The programme will feature a combination of online webinars and video content alongside face-to-face delivery. This will fuse lived experience stories from WHYSUP with Teen Tips’ online webinars, resources and information packs for secondary school aged children.
Sessions will be offered to UK state schools with the aim of increasing awareness around gambling harm, in order help to identify and mitigate the risks that problem gambling can create.
Program subject areas will include industry practices such as advertising, differing product risk profiles, pathways of support and how to identify the signs of harm in yourself and your classmates.
Epic, which will make its information app available to students, will also continue to work with independent schools on a privately funded basis.

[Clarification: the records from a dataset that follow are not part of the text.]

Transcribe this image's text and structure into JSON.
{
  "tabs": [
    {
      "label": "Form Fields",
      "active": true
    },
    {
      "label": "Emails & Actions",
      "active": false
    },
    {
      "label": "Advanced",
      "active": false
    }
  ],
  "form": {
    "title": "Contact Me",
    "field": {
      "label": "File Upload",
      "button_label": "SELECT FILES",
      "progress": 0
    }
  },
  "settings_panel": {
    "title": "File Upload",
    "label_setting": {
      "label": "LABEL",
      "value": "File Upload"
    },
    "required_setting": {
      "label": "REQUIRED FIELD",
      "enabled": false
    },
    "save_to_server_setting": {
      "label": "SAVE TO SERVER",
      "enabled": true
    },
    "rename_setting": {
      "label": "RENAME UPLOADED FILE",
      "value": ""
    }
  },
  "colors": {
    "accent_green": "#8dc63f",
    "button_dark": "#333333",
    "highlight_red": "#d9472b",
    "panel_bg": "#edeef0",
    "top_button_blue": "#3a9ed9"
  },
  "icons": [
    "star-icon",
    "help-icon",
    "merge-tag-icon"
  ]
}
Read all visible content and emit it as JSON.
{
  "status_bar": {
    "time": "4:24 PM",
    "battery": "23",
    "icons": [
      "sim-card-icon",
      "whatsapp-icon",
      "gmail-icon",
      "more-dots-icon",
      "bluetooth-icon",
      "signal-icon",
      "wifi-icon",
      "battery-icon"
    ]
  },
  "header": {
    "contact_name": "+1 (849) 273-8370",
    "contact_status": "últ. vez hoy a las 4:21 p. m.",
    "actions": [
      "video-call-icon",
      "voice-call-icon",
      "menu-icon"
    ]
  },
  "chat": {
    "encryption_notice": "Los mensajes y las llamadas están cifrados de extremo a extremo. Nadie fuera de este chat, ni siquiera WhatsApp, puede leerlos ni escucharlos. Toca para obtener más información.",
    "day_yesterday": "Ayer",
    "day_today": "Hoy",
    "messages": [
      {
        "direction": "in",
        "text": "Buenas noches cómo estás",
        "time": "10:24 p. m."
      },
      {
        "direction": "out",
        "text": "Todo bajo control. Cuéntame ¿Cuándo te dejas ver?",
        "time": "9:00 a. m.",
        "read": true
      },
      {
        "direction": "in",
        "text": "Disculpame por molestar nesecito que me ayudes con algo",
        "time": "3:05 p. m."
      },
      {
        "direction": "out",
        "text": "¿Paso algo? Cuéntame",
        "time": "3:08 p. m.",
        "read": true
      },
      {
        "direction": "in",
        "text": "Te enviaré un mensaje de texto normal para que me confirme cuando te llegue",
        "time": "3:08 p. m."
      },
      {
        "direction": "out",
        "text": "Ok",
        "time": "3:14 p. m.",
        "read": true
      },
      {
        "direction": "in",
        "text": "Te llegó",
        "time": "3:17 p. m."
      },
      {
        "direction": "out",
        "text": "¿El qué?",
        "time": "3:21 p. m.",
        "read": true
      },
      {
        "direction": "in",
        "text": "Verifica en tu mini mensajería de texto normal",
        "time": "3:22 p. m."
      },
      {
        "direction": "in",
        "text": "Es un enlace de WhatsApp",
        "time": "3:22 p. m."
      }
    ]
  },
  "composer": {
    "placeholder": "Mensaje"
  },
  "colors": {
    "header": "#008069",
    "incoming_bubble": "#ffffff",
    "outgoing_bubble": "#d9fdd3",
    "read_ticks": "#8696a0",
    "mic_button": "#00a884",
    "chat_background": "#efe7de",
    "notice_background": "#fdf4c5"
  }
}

“The workshops we deliver to this sector are crucial in educating young people on the damage that gambling and gaming can cause because despite being a vulnerable demographic, most are oblivious to the potential consequences of their actions,” Epic’s director of UK and rest of the world, Patrick Foster, said.
“Bringing in the expertise of WHYSUP, who have lived the desperation of gambling harm and other addictions first-hand, and Teen Tips, who are already working in a high number of UK schools and having a positive impact on the mental health and wellbeing of young people, is a powerful combination.
“We know that bringing them in to enhance the crucial message around gambling harm minimisation that we already deliver at EPIC is going to prevent an immeasurable number of people from falling into the same difficulties as so many before them.”